The running of algorithm package components depends on computing resources such as CPUs and NPUs. If an application uses an algorithm package component, you need to deploy the component first. After the deployment, the algorithm package can run in an independent and isolated environment and can be accessed by other components.

  1. Log in to ModelArts Studio and access the required workspace.
  2. In the navigation pane, choose Application Development > Application Components > Component Management. Click the customize tab and then the Algorithm package tab.
  3. Select an algorithm package that has taken effect, and click More and click deploy in the Operation column. Alternatively, go to the algorithm package component details page and click deploy in the upper right corner to deploy the algorithm. For an algorithm package component that has not taken effect, click the Is Effective switch in the Operation column of the row where the component is located to make the component take effect.
    Table 1 Deployment parameters

    Parameter

    Description

    Deployment Mode

    Deployment mode of the service. Edge deployment is supported.

    Service Name

    Name of the service to be deployed.

    Arch Type

    Architecture type of the resource pool to be deployed, which is related to the actual algorithm architecture.

    Resource Pool

    Select the edge resource pool to be deployed. If Ascend cards are required, the supported inference card type is Snt3p.

    Load balancer

    Load balancer used for edge deployment. Both HTTPS and HTTP load balancing are supported. The load balancer is used to call the deployed service.

    CPU

    Minimum number of physical CPU cores required for deployment. The default value is 1 core. A more complex model usually requires more computing resources. You can increase the number of CPUs. If the service needs to process a large number of concurrent requests, you are advised to increase the number of CPUs. The value cannot exceed the number of available CPUs in the resource pool.

    Memory

    Minimum memory required for deployment. The default value is 1024 MB. The larger the model and the more data to be processed, the larger the memory required. You can adjust the value based on the actual model and the amount of data to be processed.

    Ascend

    Number of NPUs used for deployment. Ascend devices are usually used to accelerate deep learning models. You can configure Ascend devices only when models can run on Ascend and the resource pool contains Ascend resources. Ensure that the number of allocated Ascend devices is within the resource pool. Currently, the supported inference card type is Snt3p. The computing power of a single card is 70 TFLOPS@fp16. The computing resources consumed for loading different inference models are different. The number of required cards is calculated as follows: Number of cards ≈ Total computing power/Single-card computing power. The calculated number of cards can be rounded up as the parameter value.

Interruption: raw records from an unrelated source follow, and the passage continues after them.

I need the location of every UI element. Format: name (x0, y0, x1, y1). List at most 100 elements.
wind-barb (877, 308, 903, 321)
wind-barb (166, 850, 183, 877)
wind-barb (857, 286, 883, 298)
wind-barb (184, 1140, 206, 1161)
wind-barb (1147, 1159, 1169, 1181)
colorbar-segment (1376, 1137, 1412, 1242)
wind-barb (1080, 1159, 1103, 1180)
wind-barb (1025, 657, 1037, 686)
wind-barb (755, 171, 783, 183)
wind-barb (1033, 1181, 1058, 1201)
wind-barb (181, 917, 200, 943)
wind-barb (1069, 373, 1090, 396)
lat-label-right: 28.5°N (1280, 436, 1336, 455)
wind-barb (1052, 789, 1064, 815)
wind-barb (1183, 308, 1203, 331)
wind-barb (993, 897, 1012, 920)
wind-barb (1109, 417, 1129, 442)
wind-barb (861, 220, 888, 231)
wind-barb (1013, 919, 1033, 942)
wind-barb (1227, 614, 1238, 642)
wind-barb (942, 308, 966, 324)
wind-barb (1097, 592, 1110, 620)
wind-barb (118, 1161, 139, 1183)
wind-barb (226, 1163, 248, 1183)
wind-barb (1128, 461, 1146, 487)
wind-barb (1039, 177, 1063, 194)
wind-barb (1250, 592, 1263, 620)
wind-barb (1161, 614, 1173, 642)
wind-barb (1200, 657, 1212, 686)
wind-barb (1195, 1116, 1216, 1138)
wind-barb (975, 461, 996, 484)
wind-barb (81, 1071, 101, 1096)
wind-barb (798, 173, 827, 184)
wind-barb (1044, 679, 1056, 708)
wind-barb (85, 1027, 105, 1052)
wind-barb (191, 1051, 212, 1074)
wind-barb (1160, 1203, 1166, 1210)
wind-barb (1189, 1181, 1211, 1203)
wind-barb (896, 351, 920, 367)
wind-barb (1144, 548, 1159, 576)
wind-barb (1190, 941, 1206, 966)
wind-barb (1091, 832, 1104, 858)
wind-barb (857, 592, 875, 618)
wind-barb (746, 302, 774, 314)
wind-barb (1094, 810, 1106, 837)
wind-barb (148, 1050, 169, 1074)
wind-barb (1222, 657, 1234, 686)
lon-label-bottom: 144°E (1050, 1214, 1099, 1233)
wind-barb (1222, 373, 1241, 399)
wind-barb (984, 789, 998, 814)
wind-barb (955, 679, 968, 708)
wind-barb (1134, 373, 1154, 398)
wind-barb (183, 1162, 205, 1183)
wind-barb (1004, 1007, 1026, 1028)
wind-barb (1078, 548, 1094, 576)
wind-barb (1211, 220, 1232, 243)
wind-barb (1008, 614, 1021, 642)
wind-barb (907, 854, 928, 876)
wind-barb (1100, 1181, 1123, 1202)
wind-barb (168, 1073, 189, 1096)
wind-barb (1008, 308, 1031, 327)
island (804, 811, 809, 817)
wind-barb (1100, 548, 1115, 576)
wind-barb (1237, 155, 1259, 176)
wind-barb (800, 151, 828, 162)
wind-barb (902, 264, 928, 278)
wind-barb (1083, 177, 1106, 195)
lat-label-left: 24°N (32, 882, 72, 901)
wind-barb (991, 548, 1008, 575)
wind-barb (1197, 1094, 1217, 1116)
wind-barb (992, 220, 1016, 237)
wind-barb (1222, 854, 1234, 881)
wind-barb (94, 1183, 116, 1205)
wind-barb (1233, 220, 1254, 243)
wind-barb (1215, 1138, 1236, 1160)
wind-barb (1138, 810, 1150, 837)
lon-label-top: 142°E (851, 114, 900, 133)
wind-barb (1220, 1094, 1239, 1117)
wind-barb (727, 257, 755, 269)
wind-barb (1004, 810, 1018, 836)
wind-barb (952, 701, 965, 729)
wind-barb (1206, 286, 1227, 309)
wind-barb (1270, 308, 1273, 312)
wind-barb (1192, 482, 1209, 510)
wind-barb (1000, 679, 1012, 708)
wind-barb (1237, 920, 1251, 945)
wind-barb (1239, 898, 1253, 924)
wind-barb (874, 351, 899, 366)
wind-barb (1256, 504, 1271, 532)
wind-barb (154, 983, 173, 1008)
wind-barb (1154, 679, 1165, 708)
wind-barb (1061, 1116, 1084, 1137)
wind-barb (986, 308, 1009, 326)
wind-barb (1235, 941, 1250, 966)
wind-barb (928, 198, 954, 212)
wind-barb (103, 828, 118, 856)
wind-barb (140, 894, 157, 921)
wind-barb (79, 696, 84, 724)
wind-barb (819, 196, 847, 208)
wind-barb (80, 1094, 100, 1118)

    If the computing power of the resource pool has been allocated, the number of cards indicates the number of logical cards. If the computing power of the resource pool is not allocated, the value is the number of physical cards. For example, if a physical card is divided into seven parts, the computing power of a logical card is 10 TFLOPS@fp16.

    Environment Variable

    External environment variables defined in the component code.

    Tags

    Custom tag information of the service to be deployed. The tag is in key-value format.

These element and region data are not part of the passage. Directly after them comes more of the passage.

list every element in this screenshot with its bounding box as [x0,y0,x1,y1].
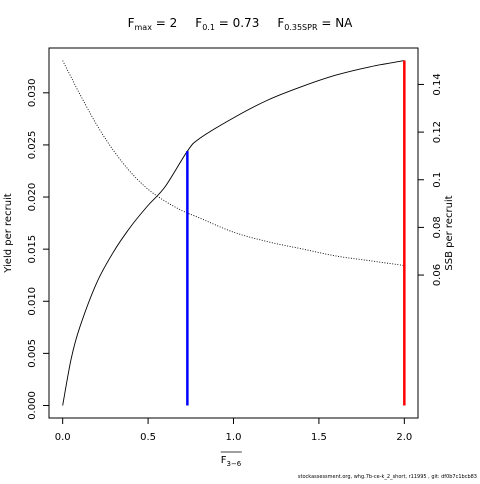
ssb-per-recruit-curve [62,60,405,266]
footer-text: stockassessment.org, whg.7b-ce-k_2_short… [298,474,477,480]
yield-per-recruit-curve [62,60,405,406]
y-axis-left-tick-label: 0.020 [27,183,38,212]
axes: 0.0 0.5 1.0 1.5 2.0 0.000 0.005 0.010 0.015 0.020… [27,73,443,443]
x-axis-tick-label: 0.5 [140,432,156,443]
x-axis-tick-label: 0.0 [55,432,71,443]
y-axis-left-tick-label: 0.000 [27,391,38,420]
x-axis-tick-label: 1.5 [311,432,327,443]
title-symbol: F [128,16,135,30]
x-axis-label-symbol: F [221,455,227,466]
y-axis-right-tick-label: 0.14 [432,73,443,95]
title-value: = 2 [152,16,177,30]
y-axis-left-label: Yield per recruit [3,193,14,274]
x-axis-label: F3−6 [221,455,242,468]
y-axis-right-tick-label: 0.1 [432,172,443,188]
title-value: = 0.73 [215,16,259,30]
y-axis-right-tick-label: 0.12 [432,121,443,143]
y-axis-left-tick-label: 0.010 [27,287,38,316]
plot-frame [48,47,419,419]
y-axis-right-tick-label: 0.08 [432,216,443,238]
chart-title: Fmax = 2 F0.1 = 0.73 F0.35SPR = NA [128,16,354,32]
title-subscript: max [135,23,153,32]
y-axis-left-tick-label: 0.015 [27,235,38,264]
y-axis-left-tick-label: 0.005 [27,339,38,368]
x-axis-label-subscript: 3−6 [226,460,241,468]
title-value: = NA [318,16,354,30]
title-subscript: 0.1 [202,23,215,32]
x-axis-tick-label: 1.0 [226,432,242,443]
y-axis-right-tick-label: 0.06 [432,264,443,286]
y-axis-left-tick-label: 0.030 [27,78,38,107]
y-axis-right-label: SSB per recruit [444,195,455,270]
title-subscript: 0.35SPR [284,23,318,32]
title-symbol: F [277,16,284,30]
plot-area [62,60,406,406]
x-axis-tick-label: 2.0 [396,432,412,443]
y-axis-left-tick-label: 0.025 [27,131,38,160]
title-symbol: F [195,16,202,30]
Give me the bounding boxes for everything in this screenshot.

    If the video decoding and video frame extraction algorithms are used, you are advised to set the number of CPUs to 4 and the memory to 8092 MB. If the algorithms need to run on Ascend devices, set the number of CPUs to 1. The CPU, memory, and Ascend specifications are related to the algorithm in use and the amount of data to be processed. Set them based on the resource requirements of the algorithm.

  4. After the deployment is complete, click the algorithm package name. On the details page that is displayed, you can view the service list in the service management area at the bottom.
  5. After the service is deployed, you can call the service based on the access address in the service list. The request body structure is set based on the structure set when the algorithm package component is created.

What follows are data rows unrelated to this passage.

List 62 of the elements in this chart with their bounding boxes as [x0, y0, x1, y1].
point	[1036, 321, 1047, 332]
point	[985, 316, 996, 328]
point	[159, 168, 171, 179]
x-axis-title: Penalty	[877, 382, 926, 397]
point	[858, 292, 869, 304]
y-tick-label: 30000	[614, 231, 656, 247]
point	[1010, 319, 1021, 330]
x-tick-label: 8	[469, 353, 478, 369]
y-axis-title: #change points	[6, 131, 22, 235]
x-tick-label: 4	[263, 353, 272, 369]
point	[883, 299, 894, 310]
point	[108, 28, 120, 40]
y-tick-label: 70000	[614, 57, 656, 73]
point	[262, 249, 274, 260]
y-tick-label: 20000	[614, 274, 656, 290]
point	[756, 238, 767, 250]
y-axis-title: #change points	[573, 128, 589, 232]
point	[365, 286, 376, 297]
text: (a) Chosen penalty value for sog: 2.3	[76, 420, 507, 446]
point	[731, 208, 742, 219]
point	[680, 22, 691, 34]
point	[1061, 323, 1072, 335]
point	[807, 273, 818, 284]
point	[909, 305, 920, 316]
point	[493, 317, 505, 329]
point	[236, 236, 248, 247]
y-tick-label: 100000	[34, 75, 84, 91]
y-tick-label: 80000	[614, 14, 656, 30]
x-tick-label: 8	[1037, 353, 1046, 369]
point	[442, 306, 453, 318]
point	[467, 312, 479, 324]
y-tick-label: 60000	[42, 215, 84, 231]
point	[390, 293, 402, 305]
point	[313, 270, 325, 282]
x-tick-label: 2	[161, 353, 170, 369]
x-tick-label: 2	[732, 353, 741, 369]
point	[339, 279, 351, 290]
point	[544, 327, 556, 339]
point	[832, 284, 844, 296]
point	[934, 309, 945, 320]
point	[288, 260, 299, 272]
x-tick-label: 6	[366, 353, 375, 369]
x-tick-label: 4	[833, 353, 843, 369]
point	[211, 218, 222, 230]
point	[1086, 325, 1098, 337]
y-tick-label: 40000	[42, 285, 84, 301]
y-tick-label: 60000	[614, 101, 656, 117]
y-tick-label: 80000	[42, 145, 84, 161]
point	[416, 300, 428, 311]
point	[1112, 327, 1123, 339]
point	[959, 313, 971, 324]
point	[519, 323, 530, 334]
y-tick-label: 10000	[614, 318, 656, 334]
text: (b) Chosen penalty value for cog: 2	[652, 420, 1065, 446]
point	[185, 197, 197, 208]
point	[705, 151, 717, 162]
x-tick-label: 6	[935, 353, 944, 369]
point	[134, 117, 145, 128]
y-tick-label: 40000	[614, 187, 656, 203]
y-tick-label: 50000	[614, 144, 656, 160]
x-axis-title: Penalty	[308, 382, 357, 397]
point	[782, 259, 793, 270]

    The access URL format of the edge deployment service is as follows: <Load balancing protocol>://<Load balancing IP address (usually the IP address of the active node in the resource pool)>:<Load balancing port>/<Service access address>

    The following is an example: the HTTPS load balancer is used, the IP address of the load balancer is 127.0.0.1, the port number of the load balancer is 8080, and the service access address is 05806e52-6423-43bc-b1be-82d4fa1a158a.

    The final access address is https://127.0.0.1:8080/05806e52-6423-43bc-b1be-82d4fa1a158a.

    When calling the access address, you need to set the request header parameters.

    Content-Type: Enter application/json.

  6. Click a service name to go to the service details page.
    Figure 1 Service details
  7. If a service fails to be deployed or is no longer required, delete the service from the service list.